Exception Categories -
EHIC from 1 January 2021
You'll still be able to access healthcare through EHIC for visits that begin after 1 January 2021 if you're either:
- a UK state pensioner living in the EU before 31 December 2020
- a UK student studying in the EU before 31 December 2020
- a 'frontier worker' (someone who works in one state and lives in another) before 31 December 2020, for as long as you continue to be a frontier worker in the host state
- an EU national living in the UK before 31 December 2020
At the time this post was published, there is no clear guidance for visitors travelling to the UK from Jan 1st 2020 in relation to, what, if any healthcare provision may be available to EU visitors in light of the EHIC thus being invalid in the UK from Dec 31st 2020. We will update this section when more information becomes available.
The EHIC is NOT a Replacement for Travel Insurance?
You should never travel abroad without a good travel insurance policy for you and your family. Travel insurance is very inexpensive these days, but should always be included as part of those key items on your pre-holiday checklist.
NOTE – Many travel insurance companies will insist as part of the terms and conditions of the policy, that you have a valid EHIC. The reason for this, is, if you need to be treated by a private hospital because a publicly run hospital cannot treat you, the costs to be covered by the insurance company are drastically reduced.
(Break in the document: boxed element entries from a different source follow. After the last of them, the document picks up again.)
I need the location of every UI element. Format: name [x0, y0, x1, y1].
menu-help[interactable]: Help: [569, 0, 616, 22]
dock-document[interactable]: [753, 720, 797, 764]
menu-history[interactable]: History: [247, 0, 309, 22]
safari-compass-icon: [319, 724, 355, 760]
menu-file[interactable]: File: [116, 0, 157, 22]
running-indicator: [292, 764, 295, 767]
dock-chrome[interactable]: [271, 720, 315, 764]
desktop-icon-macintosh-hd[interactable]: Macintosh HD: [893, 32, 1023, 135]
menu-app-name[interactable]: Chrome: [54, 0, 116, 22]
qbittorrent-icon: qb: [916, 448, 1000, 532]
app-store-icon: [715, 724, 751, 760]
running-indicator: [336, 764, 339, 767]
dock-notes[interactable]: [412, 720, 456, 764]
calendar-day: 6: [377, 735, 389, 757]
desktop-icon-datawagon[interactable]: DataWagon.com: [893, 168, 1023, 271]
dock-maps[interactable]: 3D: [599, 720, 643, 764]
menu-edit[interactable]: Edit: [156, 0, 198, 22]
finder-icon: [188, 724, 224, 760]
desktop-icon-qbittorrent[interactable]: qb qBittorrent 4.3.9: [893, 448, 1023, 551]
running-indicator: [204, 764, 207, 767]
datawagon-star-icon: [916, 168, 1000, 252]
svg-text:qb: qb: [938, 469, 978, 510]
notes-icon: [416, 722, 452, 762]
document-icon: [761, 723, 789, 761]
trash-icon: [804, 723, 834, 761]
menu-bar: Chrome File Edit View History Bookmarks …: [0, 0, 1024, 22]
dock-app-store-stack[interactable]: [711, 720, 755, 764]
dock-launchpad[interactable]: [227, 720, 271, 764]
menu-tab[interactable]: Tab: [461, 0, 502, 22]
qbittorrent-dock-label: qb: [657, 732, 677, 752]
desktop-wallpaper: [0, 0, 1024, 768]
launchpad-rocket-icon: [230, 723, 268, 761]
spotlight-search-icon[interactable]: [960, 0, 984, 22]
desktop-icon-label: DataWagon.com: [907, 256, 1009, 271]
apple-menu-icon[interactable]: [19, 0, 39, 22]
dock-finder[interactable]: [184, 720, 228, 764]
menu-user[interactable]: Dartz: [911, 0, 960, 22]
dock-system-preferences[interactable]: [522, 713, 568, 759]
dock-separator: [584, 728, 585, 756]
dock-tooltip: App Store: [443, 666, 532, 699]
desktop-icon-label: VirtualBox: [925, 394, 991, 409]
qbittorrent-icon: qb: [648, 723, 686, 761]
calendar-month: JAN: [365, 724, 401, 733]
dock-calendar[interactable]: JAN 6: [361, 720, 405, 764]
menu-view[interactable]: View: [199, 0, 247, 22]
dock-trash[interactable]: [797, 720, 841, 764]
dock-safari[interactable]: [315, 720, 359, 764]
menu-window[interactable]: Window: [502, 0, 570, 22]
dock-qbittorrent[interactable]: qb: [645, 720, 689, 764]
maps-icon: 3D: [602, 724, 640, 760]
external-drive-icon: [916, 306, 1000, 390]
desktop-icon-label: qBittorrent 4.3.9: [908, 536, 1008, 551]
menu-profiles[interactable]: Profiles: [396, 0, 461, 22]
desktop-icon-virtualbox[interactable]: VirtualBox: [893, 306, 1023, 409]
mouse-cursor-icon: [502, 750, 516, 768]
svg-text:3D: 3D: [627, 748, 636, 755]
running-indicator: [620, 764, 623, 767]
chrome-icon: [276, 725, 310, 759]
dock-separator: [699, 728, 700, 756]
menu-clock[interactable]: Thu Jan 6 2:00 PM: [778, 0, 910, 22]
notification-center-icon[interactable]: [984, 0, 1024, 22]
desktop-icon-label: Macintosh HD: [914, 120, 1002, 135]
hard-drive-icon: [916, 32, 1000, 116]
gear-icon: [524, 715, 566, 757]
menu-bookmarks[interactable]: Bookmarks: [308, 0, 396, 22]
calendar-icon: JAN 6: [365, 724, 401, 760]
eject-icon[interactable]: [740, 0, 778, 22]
Be aware, that in these cases, insurance companies will NOT pay the full amount of the costs incurred which could result in you being left with a hefty bill.
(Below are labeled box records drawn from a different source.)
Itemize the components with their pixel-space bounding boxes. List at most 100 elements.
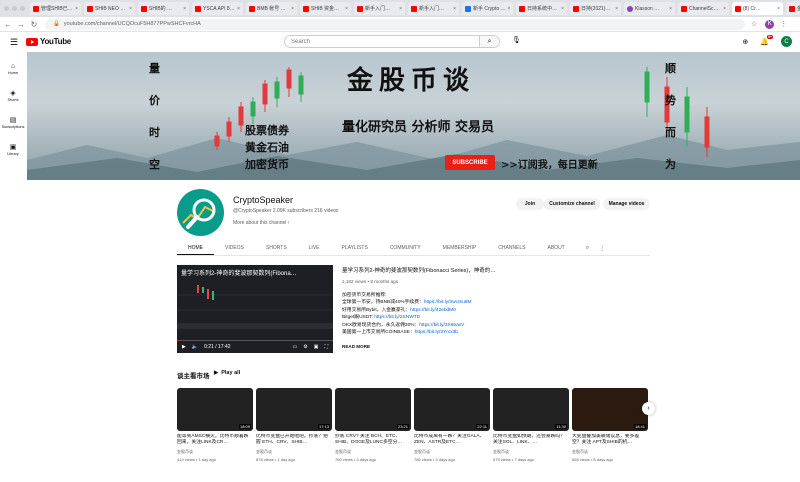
window-controls[interactable] <box>4 6 25 11</box>
settings-icon[interactable]: ⚙ <box>303 344 307 350</box>
tab-close-icon[interactable]: × <box>777 6 780 12</box>
featured-title[interactable]: 量学习系列2-神奇的斐波那契数列(Fibonacci Series)，神奇的… <box>342 266 496 274</box>
more-icon[interactable]: ⋮ <box>780 20 787 28</box>
sidebar-item-home[interactable]: ⌂ Home <box>0 55 26 82</box>
captions-icon[interactable]: ▭ <box>293 344 298 350</box>
featured-video-player[interactable]: 量学习系列2-神奇的斐波那契数列(Fibona… ▶ 🔈 0:21 / 17:4… <box>177 265 333 353</box>
tab-close-icon[interactable]: × <box>129 6 132 12</box>
desc-link[interactable]: https://bit.ly/3X65axV <box>419 323 464 328</box>
video-title[interactable]: 大变盘叠加美联储议息，要多差空？关注 APT及SHIB的机… <box>572 434 648 446</box>
play-icon[interactable]: ▶ <box>182 344 186 350</box>
shelf-next-button[interactable]: › <box>642 402 655 415</box>
channel-avatar[interactable] <box>177 189 224 236</box>
browser-tab[interactable]: 新手入门… × <box>354 2 405 15</box>
video-channel[interactable]: 金股币谈 <box>256 449 332 455</box>
browser-tab[interactable]: SHIB 资金… × <box>300 2 351 15</box>
fullscreen-icon[interactable]: ⛶ <box>324 344 328 350</box>
browser-tab[interactable]: 新手 Crypto … × <box>462 2 513 15</box>
video-channel[interactable]: 金股币谈 <box>572 449 648 455</box>
shelf-title[interactable]: 谈主看市场 <box>177 370 210 380</box>
search-button[interactable]: ⌕ <box>479 36 499 47</box>
reload-icon[interactable]: ↻ <box>29 20 39 29</box>
sidebar-item-shorts[interactable]: ◈ Shorts <box>0 82 26 109</box>
address-bar[interactable]: 🔒 youtube.com/channel/UCQOcuF5H877PPwSHC… <box>45 18 745 30</box>
tab-live[interactable]: LIVE <box>298 241 331 255</box>
browser-tab[interactable]: 新手入门… × <box>408 2 459 15</box>
create-icon[interactable]: ⊕ <box>742 38 748 46</box>
tab-close-icon[interactable]: × <box>345 6 348 12</box>
tab-close-icon[interactable]: × <box>453 6 456 12</box>
browser-tab[interactable]: 日持系统中… × <box>516 2 567 15</box>
video-title[interactable]: 比特币变盘已开始啦吧。抄底？把握 ETH、CRV、SHIB… <box>256 434 332 446</box>
desc-link[interactable]: https://bit.ly/42ebdM0 <box>410 308 456 313</box>
video-card[interactable]: 18:09 能等到AMSC横火。比特币顺着跌回来，关注LINK及CR… 金股币谈… <box>177 388 253 462</box>
desc-link[interactable]: https://bit.ly/3Yrcx3b <box>415 330 458 335</box>
video-card[interactable]: 17:13 比特币变盘已开始啦吧。抄底？把握 ETH、CRV、SHIB… 金股币… <box>256 388 332 462</box>
tab-community[interactable]: COMMUNITY <box>379 241 432 255</box>
tab-membership[interactable]: MEMBERSHIP <box>432 241 488 255</box>
menu-icon[interactable]: ☰ <box>10 37 18 48</box>
browser-tab[interactable]: SHIB NEO … × <box>84 2 135 15</box>
more-about-link[interactable]: More about this channel › <box>233 220 289 226</box>
desc-link[interactable]: https://bit.ly/3wUSu8M <box>424 300 472 305</box>
video-title[interactable]: 比特币成离有一跌？关注GALA、ZEN、ASTR及ETC… <box>414 434 490 446</box>
tab-close-icon[interactable]: × <box>508 6 511 12</box>
browser-profile-avatar[interactable]: K <box>765 19 775 29</box>
browser-tab[interactable]: YSCA API 8… × <box>192 2 243 15</box>
video-channel[interactable]: 金股币谈 <box>177 449 253 455</box>
notifications-icon[interactable]: 🔔 9+ <box>760 34 773 46</box>
video-thumbnail[interactable]: 22:11 <box>414 388 490 431</box>
tab-close-icon[interactable]: × <box>291 6 294 12</box>
search-input[interactable] <box>285 38 479 45</box>
tab-close-icon[interactable]: × <box>183 6 186 12</box>
mic-icon[interactable]: 🎙 <box>512 36 521 44</box>
tab-close-icon[interactable]: × <box>615 6 618 12</box>
customize-channel-button[interactable]: Customize channel <box>544 198 600 210</box>
browser-tab[interactable]: 管理SHIB已… × <box>30 2 81 15</box>
browser-tab[interactable]: Klasson … × <box>624 2 675 15</box>
video-thumbnail[interactable]: 17:13 <box>256 388 332 431</box>
video-title[interactable]: 比特币变盘如预期，还会暴跌吗？关注SOL、LINK、… <box>493 434 569 446</box>
video-title[interactable]: 能等到AMSC横火。比特币顺着跌回来，关注LINK及CR… <box>177 434 253 446</box>
video-card[interactable]: 18:41 大变盘叠加美联储议息，要多差空？关注 APT及SHIB的机… 金股币… <box>572 388 648 462</box>
tab-channels[interactable]: CHANNELS <box>487 241 536 255</box>
play-all-button[interactable]: ▶ Play all <box>214 370 240 376</box>
join-button[interactable]: Join <box>516 198 544 210</box>
forward-icon[interactable]: → <box>16 20 26 29</box>
sidebar-item-library[interactable]: ▣ Library <box>0 136 26 163</box>
tab-close-icon[interactable]: × <box>723 6 726 12</box>
sidebar-item-subscriptions[interactable]: ▤ Subscriptions <box>0 109 26 136</box>
manage-videos-button[interactable]: Manage videos <box>603 198 650 210</box>
tab-close-icon[interactable]: × <box>561 6 564 12</box>
tab-close-icon[interactable]: × <box>669 6 672 12</box>
bookmark-icon[interactable]: ☆ <box>751 20 757 28</box>
video-channel[interactable]: 金股币谈 <box>493 449 569 455</box>
video-title[interactable]: 抄底 CRV? 关注 BCH、ETC、SHIB、DOGE及LUNC多空分… <box>335 434 411 446</box>
tab-about[interactable]: ABOUT <box>537 241 576 255</box>
video-thumbnail[interactable]: 11:30 <box>493 388 569 431</box>
video-thumbnail[interactable]: 23:21 <box>335 388 411 431</box>
video-thumbnail[interactable]: 18:09 <box>177 388 253 431</box>
desc-link[interactable]: https://bit.ly/2SNWTD <box>374 315 420 320</box>
browser-tab[interactable]: (8) Cr… × <box>732 2 783 15</box>
video-card[interactable]: 22:11 比特币成离有一跌？关注GALA、ZEN、ASTR及ETC… 金股币谈… <box>414 388 490 462</box>
user-avatar[interactable]: C <box>781 36 792 47</box>
miniplayer-icon[interactable]: ▣ <box>314 344 319 350</box>
video-card[interactable]: 23:21 抄底 CRV? 关注 BCH、ETC、SHIB、DOGE及LUNC多… <box>335 388 411 462</box>
browser-tab[interactable]: ChannelSc… × <box>678 2 729 15</box>
channel-search-icon[interactable]: ⌕ <box>586 245 589 252</box>
tab-playlists[interactable]: PLAYLISTS <box>331 241 379 255</box>
video-channel[interactable]: 金股币谈 <box>335 449 411 455</box>
tab-videos[interactable]: VIDEOS <box>214 241 255 255</box>
browser-tab[interactable]: SHIB的 … × <box>138 2 189 15</box>
tab-shorts[interactable]: SHORTS <box>255 241 298 255</box>
tab-close-icon[interactable]: × <box>399 6 402 12</box>
video-thumbnail[interactable]: 18:41 <box>572 388 648 431</box>
video-card[interactable]: 11:30 比特币变盘如预期，还会暴跌吗？关注SOL、LINK、… 金股币谈 5… <box>493 388 569 462</box>
read-more-link[interactable]: READ MORE <box>342 344 370 349</box>
tab-close-icon[interactable]: × <box>237 6 240 12</box>
tab-list-chevron-icon[interactable]: ⌄ <box>788 4 794 12</box>
tabs-more-icon[interactable]: ⋮ <box>599 245 605 252</box>
tab-close-icon[interactable]: × <box>75 6 78 12</box>
youtube-logo[interactable]: YouTube <box>26 37 71 46</box>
Furthermore, if you are unfortunate and need to receive medical treatment when abroad, be very careful of what forms you are being asked to sign at the hospital. Some publicly run hospitals have private wings and often, foreign nationals requiring treatment are asked to sign forms, these may be to confirm that you are accepting to pay all costs associated with the treatment.
See our recent blog for more information on travel insurance - don't get caught out.
How to get your EHIC
You will find many companies online offering a service to complete the EHIC application process for you where they will charge you a fee. However, the card is 100% free of charge and can be completed quite easily from the following EHIC Application
Further EHIC information
Important telephone numbers while your abroad
In an emergency, call 112
Call the Overseas Healthcare Team if you lose your EHIC card whilst abroad if you need a PRC - provisional replacement certificate, which will cover you temporarily: (+44) 191 218 1999 ( Mon-Fri 8-5 )
Call the FCO Consular Assistance Team for all consular enquiries abroad in Europe: (+44) 20 7008 1500 (24 hour helpline)
(This blog post was first published - Dec 2017 & Reviewed/Updated - April 2019; April 2020)
NOTE - Information contained in this article was accurate at the time of publishing and should be used for guidance only. Whilst we make every effort to keep our information up to date, public information is constantly changing and therefore, no responsibility will be accepted if this information becomes out of date or which warrants this information to be inaccurate.